Résultat des courses : les écoles se remplissent d’étudiants haineux qui pensent que Boris Vian était un vil communiste et que ceux qui choisissent la voie scientifique sont des « polars » (dérivé du mot polycopié, le support des cours). Il y a une forme de bizutage, de pression sociale qui écarte d’emblée les plus faibles socialement du chemin de la cognition.

Cependant, il serait un peu réducteur d’isoler un unique responsable — l’école — dans cette migration massive du scientifique vers le management. Le monde de la recherche lui-même aime à s’isoler et le contexte l’y aide bien. Si les managers n’aiment généralement pas les chercheurs, l’inverse est aussi vrai et les responsables de laboratoire font en général tout pour piocher leurs recrues dans le monde universitaire plutôt que dans les écoles d’ingénieurs. Les activités dans les laboratoires des écoles, pourtant bien fournis et remplis de personnes passionnantes, sont trop rares pour susciter une quelconque envie. La recherche scientifique, c’est comme celle de Proust, on met du temps à y entrer et à en apprécier l’immersion, mais on finit par avoir du mal à en sortir.
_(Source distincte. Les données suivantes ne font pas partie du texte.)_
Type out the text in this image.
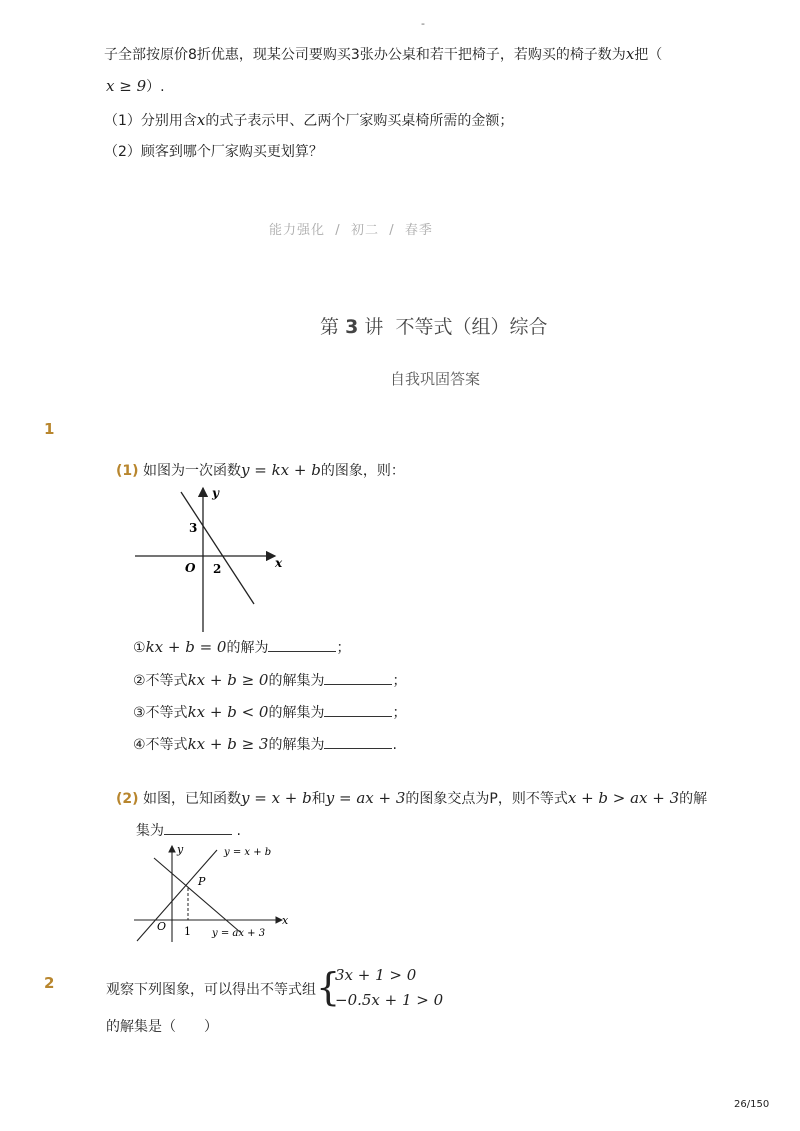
-
子全部按原价8折优惠，现某公司要购买3张办公桌和若干把椅子，若购买的椅子数为x把（
x ≥ 9）.
（1）分别用含x的式子表示甲、乙两个厂家购买桌椅所需的金额；
（2）顾客到哪个厂家购买更划算？
能力强化 / 初二 / 春季
第 3 讲 不等式（组）综合
自我巩固答案
1
(1) 如图为一次函数y = kx + b的图象，则：
y
x
O
3
2
①kx + b = 0的解为	；
②不等式kx + b ≥ 0的解集为	；
③不等式kx + b < 0的解集为	；
④不等式kx + b ≥ 3的解集为	.
(2) 如图，已知函数y = x + b和y = ax + 3的图象交点为P，则不等式x + b > ax + 3的解
集为	.
y
x
O 1
P
y = x + b
y = ax + 3
2	观察下列图象，可以得出不等式组 {
3x + 1 > 0
−0.5x + 1 > 0
的解集是（　　）
26/150
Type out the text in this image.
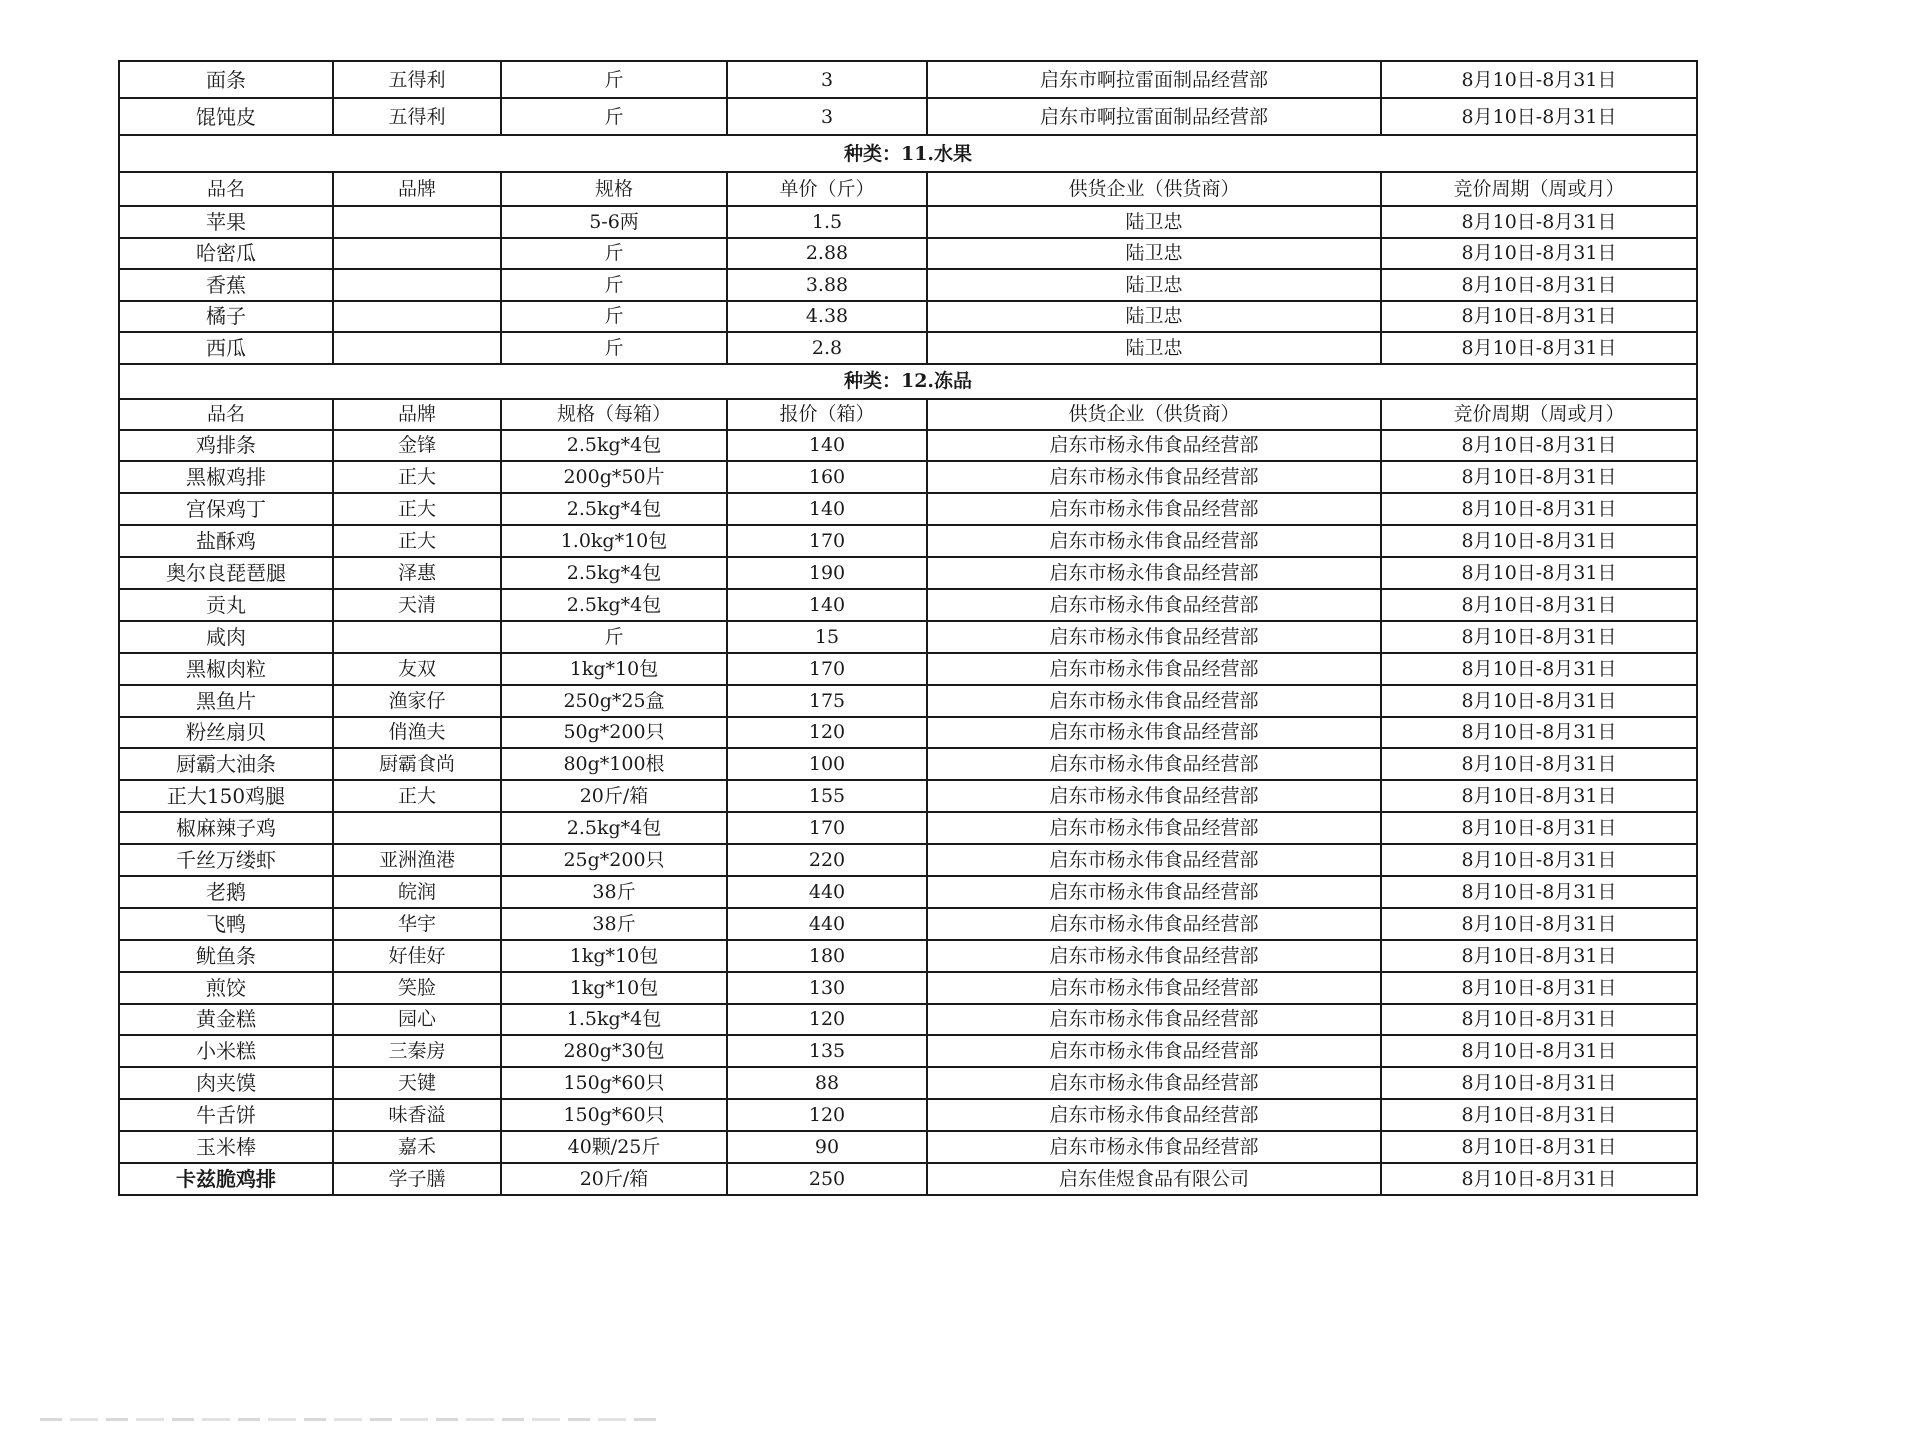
面条	五得利	斤	3	启东市啊拉雷面制品经营部	8月10日-8月31日
馄饨皮	五得利	斤	3	启东市啊拉雷面制品经营部	8月10日-8月31日
种类：11.水果					
品名	品牌	规格	单价（斤）	供货企业（供货商）	竞价周期（周或月）
苹果		5-6两	1.5	陆卫忠	8月10日-8月31日
哈密瓜		斤	2.88	陆卫忠	8月10日-8月31日
香蕉		斤	3.88	陆卫忠	8月10日-8月31日
橘子		斤	4.38	陆卫忠	8月10日-8月31日
西瓜		斤	2.8	陆卫忠	8月10日-8月31日
种类：12.冻品					
品名	品牌	规格（每箱）	报价（箱）	供货企业（供货商）	竞价周期（周或月）
鸡排条	金锋	2.5kg*4包	140	启东市杨永伟食品经营部	8月10日-8月31日
黑椒鸡排	正大	200g*50片	160	启东市杨永伟食品经营部	8月10日-8月31日
宫保鸡丁	正大	2.5kg*4包	140	启东市杨永伟食品经营部	8月10日-8月31日
盐酥鸡	正大	1.0kg*10包	170	启东市杨永伟食品经营部	8月10日-8月31日
奥尔良琵琶腿	泽惠	2.5kg*4包	190	启东市杨永伟食品经营部	8月10日-8月31日
贡丸	天清	2.5kg*4包	140	启东市杨永伟食品经营部	8月10日-8月31日
咸肉		斤	15	启东市杨永伟食品经营部	8月10日-8月31日
黑椒肉粒	友双	1kg*10包	170	启东市杨永伟食品经营部	8月10日-8月31日
黑鱼片	渔家仔	250g*25盒	175	启东市杨永伟食品经营部	8月10日-8月31日
粉丝扇贝	俏渔夫	50g*200只	120	启东市杨永伟食品经营部	8月10日-8月31日
厨霸大油条	厨霸食尚	80g*100根	100	启东市杨永伟食品经营部	8月10日-8月31日
正大150鸡腿	正大	20斤/箱	155	启东市杨永伟食品经营部	8月10日-8月31日
椒麻辣子鸡		2.5kg*4包	170	启东市杨永伟食品经营部	8月10日-8月31日
千丝万缕虾	亚洲渔港	25g*200只	220	启东市杨永伟食品经营部	8月10日-8月31日
老鹅	皖润	38斤	440	启东市杨永伟食品经营部	8月10日-8月31日
飞鸭	华宇	38斤	440	启东市杨永伟食品经营部	8月10日-8月31日
鱿鱼条	好佳好	1kg*10包	180	启东市杨永伟食品经营部	8月10日-8月31日
煎饺	笑脸	1kg*10包	130	启东市杨永伟食品经营部	8月10日-8月31日
黄金糕	园心	1.5kg*4包	120	启东市杨永伟食品经营部	8月10日-8月31日
小米糕	三秦房	280g*30包	135	启东市杨永伟食品经营部	8月10日-8月31日
肉夹馍	天键	150g*60只	88	启东市杨永伟食品经营部	8月10日-8月31日
牛舌饼	味香溢	150g*60只	120	启东市杨永伟食品经营部	8月10日-8月31日
玉米棒	嘉禾	40颗/25斤	90	启东市杨永伟食品经营部	8月10日-8月31日
卡兹脆鸡排	学子膳	20斤/箱	250	启东佳煜食品有限公司	8月10日-8月31日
De plus, le doctorat (PhD) n’est pas reconnu comme il le devrait en France. Il est plus une décoration honorifique qu’un réel diplôme, plus une occasion de briller à l’étranger que de faire valoir ses compétences scientifiques dans son propre pays. Alors les étudiants s’en écartent parce qu’ils n’ont pas vraiment envie de repartir pour trois ans d’études alors que l’entreprise leur ouvre les bras. On peut néanmoins saluer des initiatives comme les thèses CIFRE, bien soutenues par l’état : des thèses conduites par des étudiants sous la double tutelle d’une structure privée (une entreprise) et d’une structure publique (un laboratoire).

L’entreprise, en tant que concept, ne récompense pas non plus la progression technique. Le statut d’expert est extrêmement rare et est généralement rejeté hors hiérarchie comme un pestiféré de la normalité. L’évolution passe obligatoirement par le management, on ne connaît pas de promotion alternative.

Comme un concours d’adolescents obsédés par la taille de leur sexe, les managers comparent celle de leurs équipes et en font un curseur de réussite sociale. On observe le même procédé pour le salaire : untel ne sera pas jaloux du salaire d’un autre parce qu’il aura moins d’argent à la fin du mois, mais parce que cela signifie qu’il a un statut social plus faible. Ainsi, point d’évolution sociale possible sans passer par la case management. Et, bien sûr, un tel constat cristallise les tensions au sein de l’entreprise. Très rares sont les boîtes françaises où l’on n’entend pas régulièrement un employé déblatérer contre ses supérieurs hiérarchiques, comme si la totalité de ces derniers se vautrait dans la médiocrité la plus totale. Le problème est très certainement plus complexe.

Alors, si on ne l’aime pas pour le statut social qu’elle procure, aimons au moins la connaissance et la technique pour ce qu’elles sont : un formidable moyen de comprendre qu’en cas d’apocalypse, seuls les ingénieurs et Bear Grylls auront une chance de s’en sortir.